Among these is a demand for personalized nutrition and products that meet individuals’ style, beliefs and needs, which Innova found 64% of consumers consider a top priority when purchasing products, Williams noted.

“Gluten-free was really the first trend where consumers got an idea that the way I eat can really make me feel different to the way other people eat. So, now we see consumers want everything tailored,”​ she said.

The top three factors they consider when evaluating personalize nutrition is if a product meets their specific nutritional needs, fits their lifestyle (including their ethical priorities) and is based on their body composition, she added.

Immunity-boosting is a top priority

Another trend that COVID shined a spotlight on in 2020 that will continue in 2021 is an interest in immunity-boosting properties, which 60% of consumers around the world told Innova is something they increasingly look for in food and beverage products.

In addition, 54% of consumers said that due to COVID they now spend time educating themselves on ingredients and procedures or things that help boost their immunity, which has led to many getting more sleep, being more physically active and choosing foods naturally high in nutrients, including vitamins, minerals and antioxidants.

This also has fueled an increased interest in botanical ingredients, like elderflower and ginger, Williams noted.

Managing mood: A better-for-you twist on eating your feelings

Consumers are not just looking for nutrition to support their physical health during the ongoing pandemic, but also to manage their emotional needs during a prolonged period of isolation and heightened stress that have left many feeling alternatively lethargic or suffering from insomnia, Williams noted.

According to Innova’s research, 44% of consumers surveyed globally said they are taking action to support their mental and emotional wellbeing and 32% said they were doing the same for their spiritual time.

In response, Williams reports seeing a “staggering growth”​ of package claims related to mood.

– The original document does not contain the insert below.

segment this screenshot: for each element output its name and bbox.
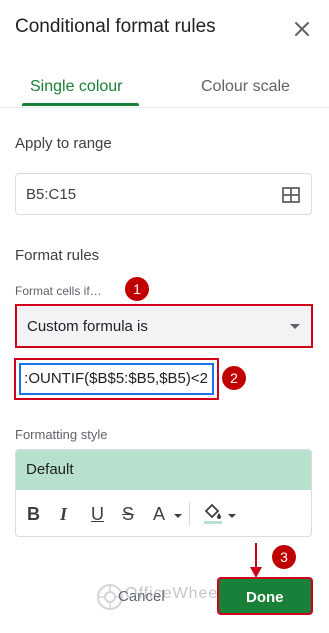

“Adaptogens are now being promoted as having all kinds of benefits when it comes to reducing stress to mental wellbeing,”​ she said pointing to an example of a “snackable drink”​ from Coca-Cola in Japan that includes botanicals, collagen and ingredients to promote sleep and beauty.

Likewise, PepsiCo’s Driftwell with L-Theanine and magnesium claims to help promote sleep, she noted.

Nutrition hacking bolsters interest, tolerance of ‘technology’ in food

As consumer demands from food and beverages become more sophisticated, so to does their understanding and acceptance of technology used to create nutrient-dense, sustainable and ethically sourced products, according to Innova.

According to Innova’s research, four in five global consumers believe in progress in food and beverage through science, which Williams noted has “been beaten up”​ in recent years. In addition, consumers increasingly are willing to compromise on ‘naturalness’ for a product that meets their nutritional needs.

This shift opens the door for products like Arla Foods’ clean label ambient yogurt and Chobani’s Complete lactose-free cultured low-fat milk with a hefty does of fiber.

This trend also is contributing to consumer interest in adaptogens and botanicals – underscoring how different trends overlap and bolster each other, Williams added.

Other top trends on Innova’s watch list for 2021 include: product mashups, modern nostalgia, age of the influencer, omnichannel eating, plant-forward and transparency triumphs.